In our third blog on Ofsted's Research review of the factors that influence the quality of science education, we thought we would share our thoughts on what we think the review says about practical work in primary science.
Well, for a start, it makes the following, unambiguous statement,
“Practical work forms an important part of a science education.”
Expanding on this general statement, the review indicates that it is essential for teachers to be clear about the purpose of practical work “in relation to specific curriculum content”. It states,
“This means defining whether the practical activity is carried out in order to help pupils to learn substantive or disciplinary knowledge or whether it is a curricular object in itself. For example, pupils may add sugar to water to help them learn substantive knowledge of dissolving. In this case, the concept of dissolving, and not the activity, was the goal. However, it may be that the activity itself is the goal. For example, pupils need to learn how to use a thermometer or how to carry out a specific type of scientific enquiry.”
This appears to identify three purposes for practical work in primary science. They are:
discovery learning that introduces pupils to scientific objects and phenomena to help them learn substantive knowledge, such as dissolving or air resistance
discovery learning that enables pupils to learn and practice disciplinary knowledge, such as how to use a thermometer or carry out a specific type of scientific enquiry
All three purposes are equally important, but teachers must know the specific purpose of each practical activity in relation to the content of the curriculum and they need to be clear that the first two purposes are ‘discovery learning’, not scientific enquiry.
Discovery learning to introduce scientific objects and phenomena
With regard to discovery learning that introduces pupils to scientific objects and phenomena, the review makes it clear that, “it should not be assumed that pupils will acquire abstract, and often counterintuitive, ideas simply by taking part in a practical activity”. So, when discovery learning is used to introduce scientific objects and phenomena to pupils, it must be part of a sequence of teaching that includes the explicit teaching of the substantive knowledge.
Discovery learning to teach disciplinary knowledge
Pupils are required to use disciplinary knowledge as part of scientific enquiry. However, the review makes it clear that this disciplinary knowledge must be taught discretely in advance of being applied in scientific enquiry. Some disciplinary knowledge may be most effectively taught discretely through discovery learning.

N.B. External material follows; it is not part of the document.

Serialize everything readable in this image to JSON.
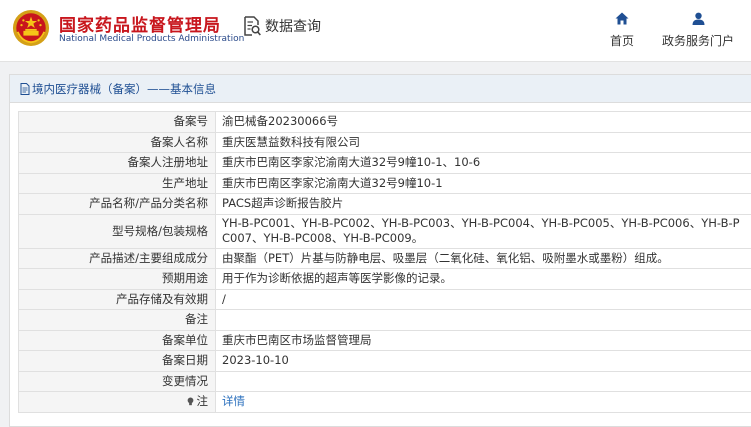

The review makes clear that scientific enquiry should involve pupils using previously learnt substantive and disciplinary knowledge together to answer scientific questions, using the scientific enquiry types set out in the National Curriculum. It can be scaffolded or independent, but pupils must be answering a specific scientific question.
Engaging in scientific enquiry not only provides the opportunity for pupils to learn about the scientific enquiry process shown below but, as the review states, also helps them to “learn how scientific knowledge becomes established through scientific enquiry. By learning this, pupils appreciate the nature and status of scientific knowledge: for example, knowing it is open to revision in the light of new evidence.”
What does this mean in practice?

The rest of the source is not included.